Доковыляв до раковины, Мухин отвернул кран и поплескал в лицо водой.
– У тебя курить есть? – спросил он.
– Не курю, – сказал Константин и, сунув руку в карман, вздернул бровь. – Вообще-то, есть. Но лучше не надо. Будет больно.
– Мне и так больно. Откуда ты узнал, где я? Ой, с-с-с!.. – прошипел он, кривясь, но все же затягиваясь. – Я же мог быть и дома, и у бабы, и… и сам не знаю, где. У меня тут активный образ жизни. Очень активный…
– Да уж!.. Ты кран закрыл?
– Что?..
– Вода не идет.
Константин крутанул ближний вентиль – из него выпала крупная капля, единственная. Он попробовал второй, но там даже и капли не было.
– Уже?! – воскликнул Виктор.
– Начинается всегда одинаково, с электричества. Самое слабое место, слишком много зависит от человека. А электричество это поганое… движение электронов, понял?.. вот это движение все у нас и двигает. А как остановится – всему и каюк. Без бога жить можем, а без электричества – не умеем. Ну идешь, нет?
– Ползу…
Мухин прихрамывая дотащился до двери и, повернувшись боком, спустился с трех высоких ступенек. Туалет в Лужниках, загаженный, зато бесплатный, находился на отшибе, до аллеи от него было метров пятьдесят по гравийной дорожке.
Наступая на правую ногу, Виктор ойкал, но терпел, поскольку знал, что Константин ему не поможет. Менты побитых драгдилеров на себе не носят.
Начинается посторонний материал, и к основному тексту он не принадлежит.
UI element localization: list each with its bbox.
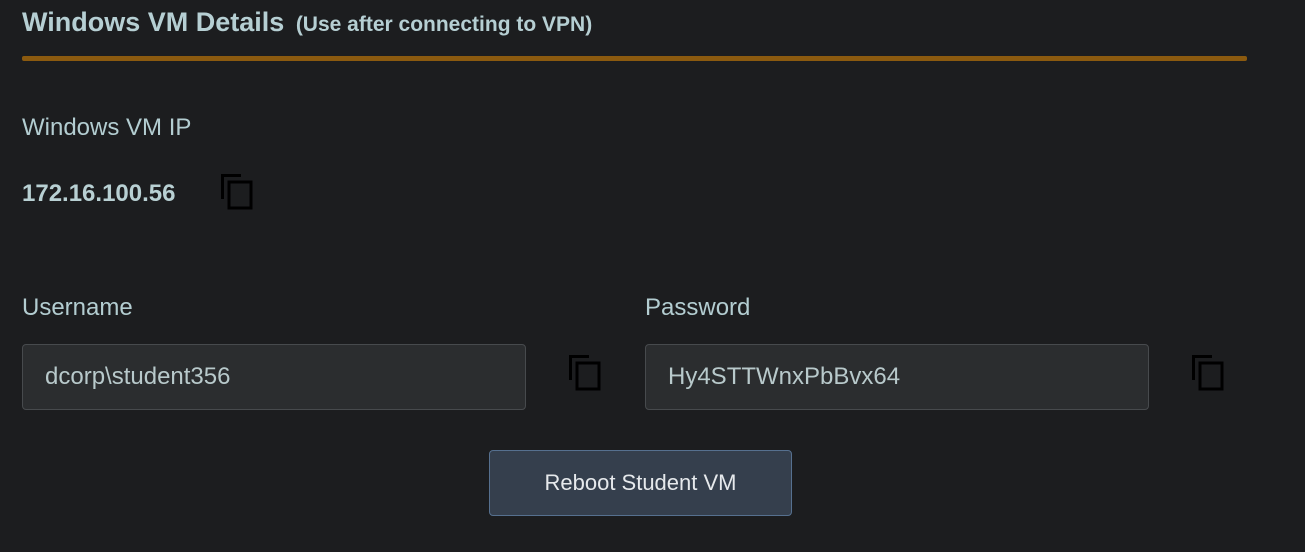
username-label: Username [22, 294, 133, 321]
vm-ip-value: 172.16.100.56 [22, 180, 176, 207]
section-title: Windows VM Details (Use after connecting… [22, 4, 592, 43]
password-field[interactable] [645, 344, 1149, 410]
section-subtitle: (Use after connecting to VPN) [295, 13, 593, 36]
copy-username-icon[interactable] [569, 355, 601, 391]
username-field[interactable] [22, 344, 526, 410]
section-title-text: Windows VM Details [22, 7, 285, 37]
copy-ip-icon[interactable] [221, 174, 253, 210]
vm-ip-label: Windows VM IP [22, 114, 192, 141]
reboot-vm-button[interactable]: Reboot Student VM [489, 450, 792, 516]
copy-password-icon[interactable] [1192, 355, 1224, 391]
password-label: Password [645, 294, 751, 321]
section-divider [22, 56, 1247, 61]
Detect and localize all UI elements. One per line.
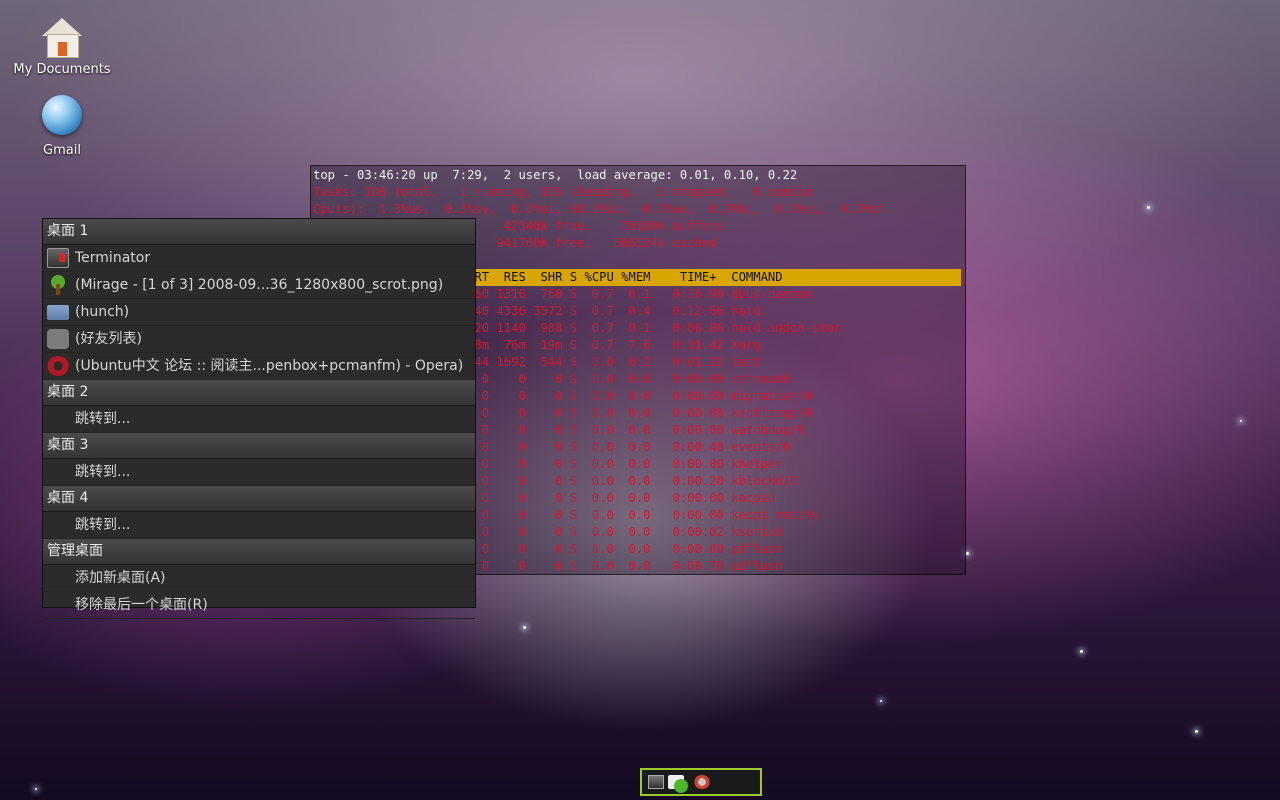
chat-icon <box>47 329 69 349</box>
star <box>1147 206 1150 209</box>
desktop-icon-gmail[interactable]: Gmail <box>7 93 117 158</box>
system-tray <box>640 768 762 796</box>
menu-item-hunch[interactable]: (hunch) <box>43 299 475 326</box>
menu-item-buddy-list[interactable]: (好友列表) <box>43 326 475 353</box>
top-summary-line: top - 03:46:20 up 7:29, 2 users, load av… <box>313 168 798 182</box>
menu-header-desktop-4[interactable]: 桌面 4 <box>43 486 475 512</box>
star <box>1240 420 1242 422</box>
menu-item-mirage[interactable]: (Mirage - [1 of 3] 2008-09...36_1280x800… <box>43 272 475 299</box>
menu-header-desktop-2[interactable]: 桌面 2 <box>43 380 475 406</box>
menu-item-label: (hunch) <box>75 304 130 320</box>
menu-header-desktop-1[interactable]: 桌面 1 <box>43 219 475 245</box>
menu-item-terminator[interactable]: Terminator <box>43 245 475 272</box>
desktop-icon-my-documents[interactable]: My Documents <box>7 12 117 77</box>
status-dot-icon <box>674 779 688 793</box>
menu-item-remove-desktop[interactable]: 移除最后一个桌面(R) <box>43 592 475 619</box>
terminal-tray-icon[interactable] <box>648 775 664 789</box>
desktop-menu[interactable]: 桌面 1 Terminator (Mirage - [1 of 3] 2008-… <box>42 218 476 619</box>
menu-item-label: (好友列表) <box>75 331 142 347</box>
menu-item-goto-desktop-4[interactable]: 跳转到... <box>43 512 475 539</box>
menu-item-label: (Ubuntu中文 论坛 :: 阅读主...penbox+pcmanfm) - … <box>75 358 464 374</box>
opera-tray-icon[interactable] <box>694 775 710 789</box>
star <box>1080 650 1083 653</box>
folder-icon <box>47 305 69 320</box>
star <box>880 700 882 702</box>
desktop-icon-label: Gmail <box>43 143 81 158</box>
menu-item-goto-desktop-3[interactable]: 跳转到... <box>43 459 475 486</box>
menu-item-opera[interactable]: (Ubuntu中文 论坛 :: 阅读主...penbox+pcmanfm) - … <box>43 353 475 380</box>
top-tasks-line: Tasks: 106 total, 1 running, 105 sleepin… <box>313 185 812 199</box>
menu-item-goto-desktop-2[interactable]: 跳转到... <box>43 406 475 433</box>
terminal-icon <box>47 248 69 268</box>
star <box>35 788 37 790</box>
globe-icon <box>38 93 86 141</box>
tree-icon <box>47 275 69 295</box>
menu-item-label: (Mirage - [1 of 3] 2008-09...36_1280x800… <box>75 277 444 293</box>
menu-header-desktop-3[interactable]: 桌面 3 <box>43 433 475 459</box>
menu-item-label: Terminator <box>75 250 151 266</box>
star <box>966 552 969 555</box>
opera-icon <box>47 356 69 376</box>
top-cpu-line: Cpu(s): 1.3%us, 0.3%sy, 0.0%ni, 98.3%id,… <box>313 202 886 216</box>
star <box>1195 730 1198 733</box>
star <box>523 626 526 629</box>
menu-header-manage-desktops: 管理桌面 <box>43 539 475 565</box>
home-folder-icon <box>38 12 86 60</box>
menu-item-add-desktop[interactable]: 添加新桌面(A) <box>43 565 475 592</box>
desktop-icon-label: My Documents <box>13 62 111 77</box>
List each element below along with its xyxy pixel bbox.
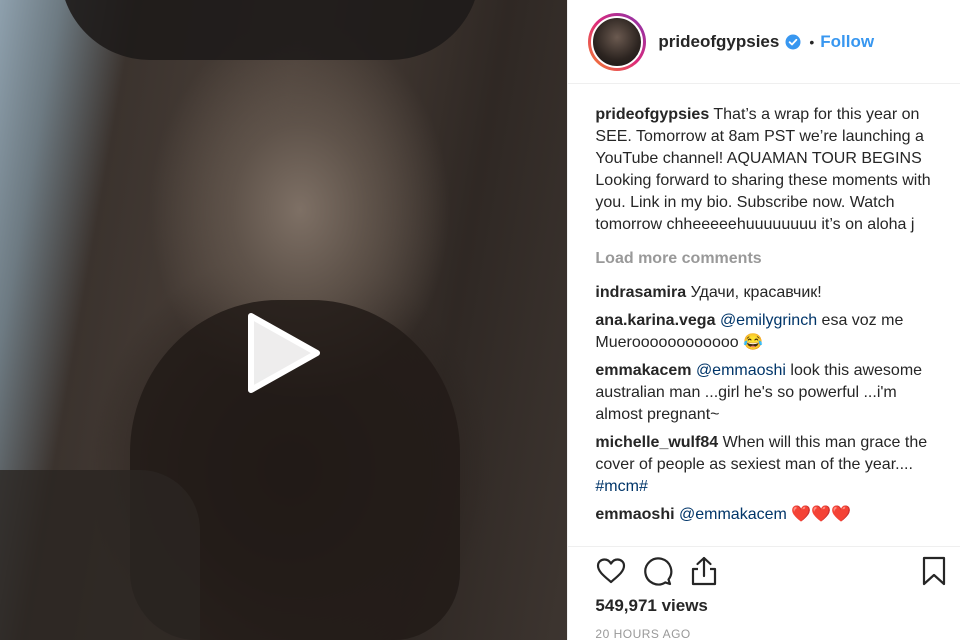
follow-button[interactable]: Follow xyxy=(820,32,874,52)
instagram-post: prideofgypsies • Follow prideofgypsies T… xyxy=(0,0,960,641)
share-icon[interactable] xyxy=(688,555,720,587)
comment-username[interactable]: emmakacem xyxy=(595,362,691,379)
caption-text: That’s a wrap for this year on SEE. Tomo… xyxy=(595,106,931,233)
action-bar: 549,971 views 20 HOURS AGO xyxy=(568,546,960,641)
header-username[interactable]: prideofgypsies xyxy=(658,32,779,52)
comment-item: ana.karina.vega @emilygrinch esa voz me … xyxy=(595,310,946,354)
comment-username[interactable]: ana.karina.vega xyxy=(595,312,715,329)
comment-username[interactable]: emmaoshi xyxy=(595,506,674,523)
video-jacket-shape xyxy=(0,470,200,640)
caption-username[interactable]: prideofgypsies xyxy=(595,106,709,123)
comment-item: indrasamira Удачи, красавчик! xyxy=(595,282,946,304)
comment-text: Удачи, красавчик! xyxy=(690,284,822,301)
comment-icon[interactable] xyxy=(641,555,673,587)
post-timestamp[interactable]: 20 HOURS AGO xyxy=(595,627,690,641)
comments-section: prideofgypsies That’s a wrap for this ye… xyxy=(595,104,946,532)
comment-mention[interactable]: @emmakacem xyxy=(679,506,787,523)
load-more-comments-button[interactable]: Load more comments xyxy=(595,248,946,270)
comment-item: emmaoshi @emmakacem ❤️❤️❤️ xyxy=(595,504,946,526)
heart-icon[interactable] xyxy=(595,555,627,587)
verified-badge-icon xyxy=(785,34,801,49)
avatar-image xyxy=(591,15,644,68)
comment-item: michelle_wulf84 When will this man grace… xyxy=(595,432,946,498)
view-count[interactable]: 549,971 views xyxy=(595,596,707,616)
comment-item: emmakacem @emmaoshi look this awesome au… xyxy=(595,360,946,426)
caption: prideofgypsies That’s a wrap for this ye… xyxy=(595,104,946,236)
post-sidebar: prideofgypsies • Follow prideofgypsies T… xyxy=(567,0,960,641)
bookmark-icon[interactable] xyxy=(918,555,950,587)
comment-mention[interactable]: @emilygrinch xyxy=(720,312,817,329)
video-frame[interactable] xyxy=(0,0,568,640)
comment-text: ❤️❤️❤️ xyxy=(786,506,852,523)
play-icon[interactable] xyxy=(237,308,327,398)
comment-username[interactable]: indrasamira xyxy=(595,284,686,301)
comment-hashtag[interactable]: #mcm# xyxy=(595,478,647,495)
comment-username[interactable]: michelle_wulf84 xyxy=(595,434,718,451)
separator-dot: • xyxy=(809,33,815,50)
avatar[interactable] xyxy=(588,12,647,71)
video-hat-shape xyxy=(60,0,480,60)
post-header: prideofgypsies • Follow xyxy=(568,0,960,84)
comment-mention[interactable]: @emmaoshi xyxy=(696,362,786,379)
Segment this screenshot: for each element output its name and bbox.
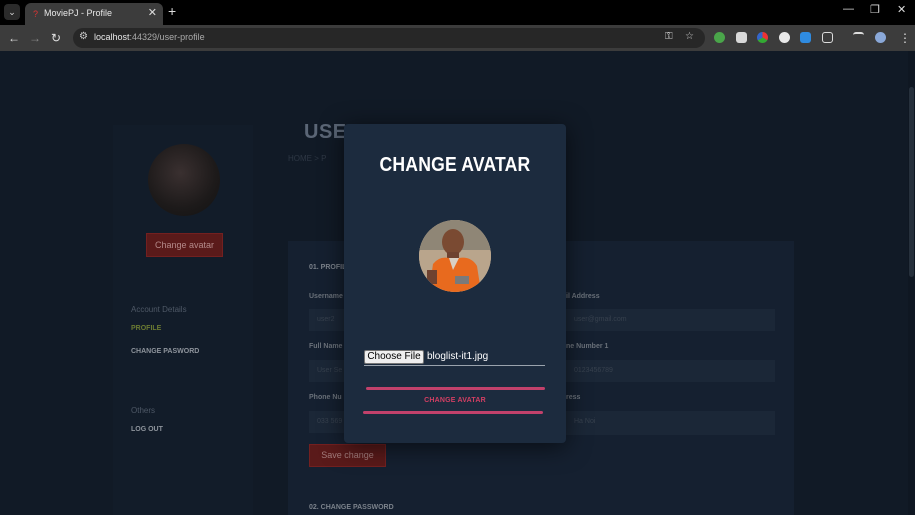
site-info-icon[interactable]: ⚙ <box>79 31 88 42</box>
others-heading: Others <box>131 406 156 415</box>
extension-green-icon[interactable] <box>714 32 725 43</box>
page-scrollbar[interactable] <box>908 51 915 515</box>
sidebar-item-logout[interactable]: LOG OUT <box>131 426 163 433</box>
username-field[interactable]: user2 <box>309 309 345 331</box>
sidebar-item-change-password[interactable]: CHANGE PASWORD <box>131 348 199 355</box>
tab-search-button[interactable]: ⌄ <box>4 4 20 20</box>
save-change-button[interactable]: Save change <box>309 444 386 467</box>
browser-tab-bar: ⌄ ? MoviePJ - Profile ✕ + — ❐ ✕ <box>0 0 915 25</box>
fullname-label: Full Name <box>309 343 343 350</box>
phone2-field[interactable]: 0123456789 <box>566 360 775 382</box>
email-label: il Address <box>566 293 600 300</box>
url-host: localhost <box>94 32 130 42</box>
bookmark-star-icon[interactable]: ☆ <box>685 31 694 42</box>
browser-tab[interactable]: ? MoviePJ - Profile ✕ <box>25 3 163 25</box>
avatar-preview-image <box>419 220 491 292</box>
new-tab-plus-icon[interactable]: + <box>168 3 176 19</box>
submit-button-top-border <box>366 387 545 390</box>
restore-icon[interactable]: ❐ <box>870 3 880 16</box>
tab-title: MoviePJ - Profile <box>44 8 113 18</box>
browser-toolbar: ← → ↻ ⚙ localhost:44329/user-profile ⚿ ☆… <box>0 25 915 51</box>
address-label: ress <box>566 394 581 401</box>
submit-button-bottom-border <box>363 411 543 414</box>
site-favicon-icon: ? <box>33 9 39 19</box>
choose-file-button[interactable]: Choose File <box>364 350 424 364</box>
url-path: :44329/user-profile <box>129 32 205 42</box>
browser-menu-icon[interactable]: ⋮ <box>899 30 911 46</box>
change-password-section-title: 02. CHANGE PASSWORD <box>309 504 394 511</box>
window-close-icon[interactable]: ✕ <box>897 3 906 16</box>
phone-field[interactable]: 033 569 <box>309 411 345 433</box>
password-key-icon[interactable]: ⚿ <box>665 31 673 42</box>
change-avatar-modal: CHANGE AVATAR Choose File bloglist-it1.j… <box>344 124 566 443</box>
tab-close-icon[interactable]: ✕ <box>148 6 157 19</box>
fullname-field[interactable]: User Se <box>309 360 345 382</box>
change-avatar-submit-button[interactable]: CHANGE AVATAR <box>344 397 566 404</box>
scrollbar-thumb[interactable] <box>909 87 914 277</box>
reload-icon[interactable]: ↻ <box>51 30 61 46</box>
extension-grey-icon[interactable] <box>736 32 747 43</box>
phone-label: Phone Nu <box>309 394 342 401</box>
phone2-label: ne Number 1 <box>566 343 609 350</box>
url-text: localhost:44329/user-profile <box>94 32 205 42</box>
avatar-preview-photo <box>419 220 491 292</box>
address-bar[interactable]: ⚙ localhost:44329/user-profile ⚿ ☆ <box>73 28 705 48</box>
address-field[interactable]: Ha Noi <box>566 411 775 435</box>
media-controls-icon[interactable] <box>853 32 864 43</box>
selected-file-name: bloglist-it1.jpg <box>427 351 489 362</box>
change-avatar-button[interactable]: Change avatar <box>146 233 223 257</box>
username-label: Username <box>309 293 343 300</box>
minimize-icon[interactable]: — <box>843 3 854 15</box>
extension-white-circle-icon[interactable] <box>779 32 790 43</box>
back-arrow-icon[interactable]: ← <box>8 30 20 46</box>
extension-color-wheel-icon[interactable] <box>757 32 768 43</box>
profile-section-title: 01. PROFIL <box>309 264 347 271</box>
email-field[interactable]: user@gmail.com <box>566 309 775 331</box>
profile-avatar-icon[interactable] <box>875 32 886 43</box>
extensions-puzzle-icon[interactable] <box>822 32 833 43</box>
account-details-heading: Account Details <box>131 305 187 314</box>
breadcrumb: HOME > P <box>288 154 327 163</box>
file-input-row: Choose File bloglist-it1.jpg <box>364 350 545 366</box>
sidebar-item-profile[interactable]: PROFILE <box>131 325 161 332</box>
forward-arrow-icon[interactable]: → <box>29 30 41 46</box>
current-avatar-image <box>148 144 220 216</box>
modal-title: CHANGE AVATAR <box>379 154 531 176</box>
extension-download-icon[interactable] <box>800 32 811 43</box>
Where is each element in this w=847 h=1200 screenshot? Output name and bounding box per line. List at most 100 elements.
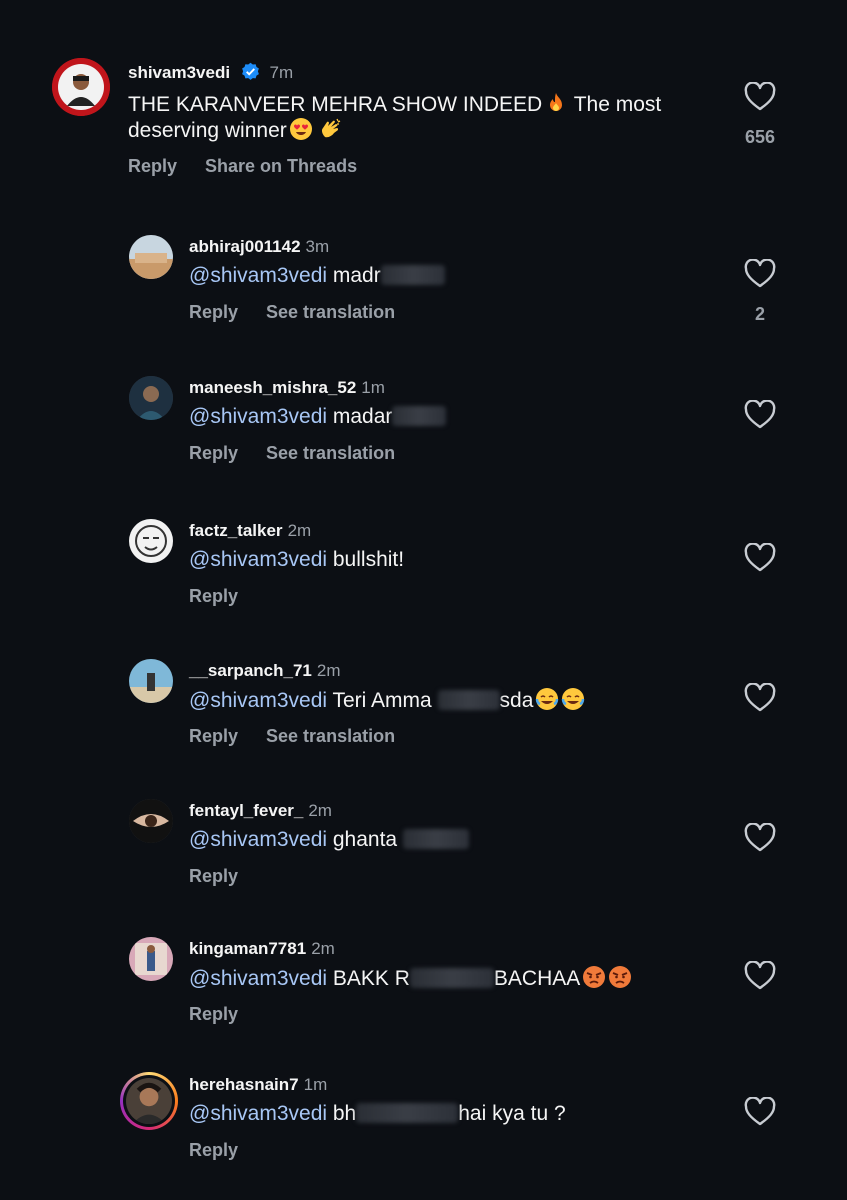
tears-of-joy-emoji xyxy=(536,688,559,710)
heart-outline-icon[interactable] xyxy=(744,259,776,289)
blurred-text xyxy=(356,1103,459,1123)
comment-header: herehasnain7 1m xyxy=(189,1075,327,1095)
comment-text-content: bullshit! xyxy=(327,548,405,571)
username[interactable]: shivam3vedi xyxy=(128,63,230,82)
fire-emoji xyxy=(550,93,563,111)
comment-text-after: hai kya tu ? xyxy=(458,1102,566,1125)
comment-text-line2: deserving winner xyxy=(128,117,343,144)
comment-text: THE KARANVEER MEHRA SHOW INDEED The most xyxy=(128,91,661,118)
heart-outline-icon[interactable] xyxy=(744,400,776,430)
comment-actions: Reply xyxy=(189,1004,266,1025)
comment-actions: Reply Share on Threads xyxy=(128,156,385,177)
timestamp: 2m xyxy=(287,521,312,540)
see-translation-button[interactable]: See translation xyxy=(266,443,395,463)
heart-outline-icon[interactable] xyxy=(744,961,776,991)
comment-header: shivam3vedi 7m xyxy=(128,62,293,83)
comment-text-content: bh xyxy=(327,1102,357,1125)
avatar-story-ring[interactable] xyxy=(120,1072,178,1130)
heart-outline-icon[interactable] xyxy=(744,683,776,713)
reply-button[interactable]: Reply xyxy=(189,726,238,746)
comment-text-content: Teri Amma xyxy=(327,689,438,712)
username[interactable]: factz_talker xyxy=(189,521,283,540)
avatar[interactable] xyxy=(129,659,173,703)
avatar-image xyxy=(126,1078,172,1124)
avatar[interactable] xyxy=(129,799,173,843)
username[interactable]: fentayl_fever_ xyxy=(189,801,303,820)
blurred-text xyxy=(437,690,500,710)
comment-text: @shivam3vedi ghanta xyxy=(189,827,469,853)
timestamp: 2m xyxy=(316,661,341,680)
heart-outline-icon[interactable] xyxy=(744,82,776,112)
blurred-text xyxy=(392,406,447,426)
comment-text: @shivam3vedi bh hai kya tu ? xyxy=(189,1101,566,1127)
timestamp: 1m xyxy=(303,1075,328,1094)
avatar-image xyxy=(129,799,173,843)
reply-button[interactable]: Reply xyxy=(189,1140,238,1160)
username[interactable]: herehasnain7 xyxy=(189,1075,299,1094)
comment-actions: Reply xyxy=(189,586,266,607)
share-on-threads-button[interactable]: Share on Threads xyxy=(205,156,357,176)
comment-text-line1: THE KARANVEER MEHRA SHOW INDEED xyxy=(128,93,543,116)
avatar-image xyxy=(129,376,173,420)
reply-button[interactable]: Reply xyxy=(189,1004,238,1024)
comment-text-rest: The most xyxy=(568,93,662,116)
comment-text-content: BAKK R xyxy=(327,967,410,990)
comment-actions: Reply xyxy=(189,1140,266,1161)
reply-button[interactable]: Reply xyxy=(189,443,238,463)
username[interactable]: maneesh_mishra_52 xyxy=(189,378,356,397)
comment-header: factz_talker 2m xyxy=(189,521,311,541)
comment-text-content: madar xyxy=(327,405,393,428)
comment-actions: Reply xyxy=(189,866,266,887)
mention-link[interactable]: @shivam3vedi xyxy=(189,1102,327,1125)
mention-link[interactable]: @shivam3vedi xyxy=(189,689,327,712)
heart-eyes-emoji xyxy=(289,118,312,140)
avatar-image xyxy=(129,519,173,563)
comment-text: @shivam3vedi madr xyxy=(189,263,445,289)
mention-link[interactable]: @shivam3vedi xyxy=(189,264,327,287)
clapping-hands-emoji xyxy=(321,118,341,138)
username[interactable]: __sarpanch_71 xyxy=(189,661,312,680)
comment-actions: Reply See translation xyxy=(189,443,423,464)
mention-link[interactable]: @shivam3vedi xyxy=(189,405,327,428)
avatar xyxy=(123,1075,175,1127)
reply-button[interactable]: Reply xyxy=(189,866,238,886)
timestamp: 1m xyxy=(361,378,385,397)
mention-link[interactable]: @shivam3vedi xyxy=(189,548,327,571)
comment-header: kingaman7781 2m xyxy=(189,939,335,959)
tears-of-joy-emoji xyxy=(562,688,585,710)
timestamp: 3m xyxy=(305,237,330,256)
mention-link[interactable]: @shivam3vedi xyxy=(189,828,327,851)
comment-text-content: ghanta xyxy=(327,828,403,851)
angry-face-emoji xyxy=(583,966,606,988)
avatar[interactable] xyxy=(52,58,110,116)
mention-link[interactable]: @shivam3vedi xyxy=(189,967,327,990)
comment-text-content: madr xyxy=(327,264,381,287)
timestamp: 2m xyxy=(311,939,335,958)
comment-text-line2-text: deserving winner xyxy=(128,119,287,142)
avatar-image xyxy=(129,235,173,279)
heart-outline-icon[interactable] xyxy=(744,823,776,853)
comment-header: maneesh_mishra_52 1m xyxy=(189,378,385,398)
comment-text: @shivam3vedi madar xyxy=(189,404,447,430)
reply-button[interactable]: Reply xyxy=(128,156,177,176)
avatar[interactable] xyxy=(129,937,173,981)
username[interactable]: kingaman7781 xyxy=(189,939,306,958)
blurred-text xyxy=(402,829,469,849)
heart-outline-icon[interactable] xyxy=(744,543,776,573)
comment-actions: Reply See translation xyxy=(189,726,423,747)
see-translation-button[interactable]: See translation xyxy=(266,302,395,322)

К счастью, перекинутый милиционер оставил бело-синий «Форд» у самой тропинки – Мухин припадал на больную ногу все глубже, и все дольше решался на новый шаг.
– Так как же ты меня отыскал? – спросил он. – По запаху, что ли?
– От тебя действительно попахивает, – сказал Константин. – Нет, я про другое. Ты в оперативной разработке.
– За мной следят?!
– Уже нет.
Константин положил автомат между сидениями и завел мотор. Ворота на выезде с территории были закрыты. Он хотел посигналить, но человек в будке замахал рукой и побежал открывать.
– Пока еще на месте, – меланхолично произнес Константин. – Некоторых вообще не перекидывает, им хуже. Они все видят и все понимают – не сразу, так со временем. А сделать ничего не могут.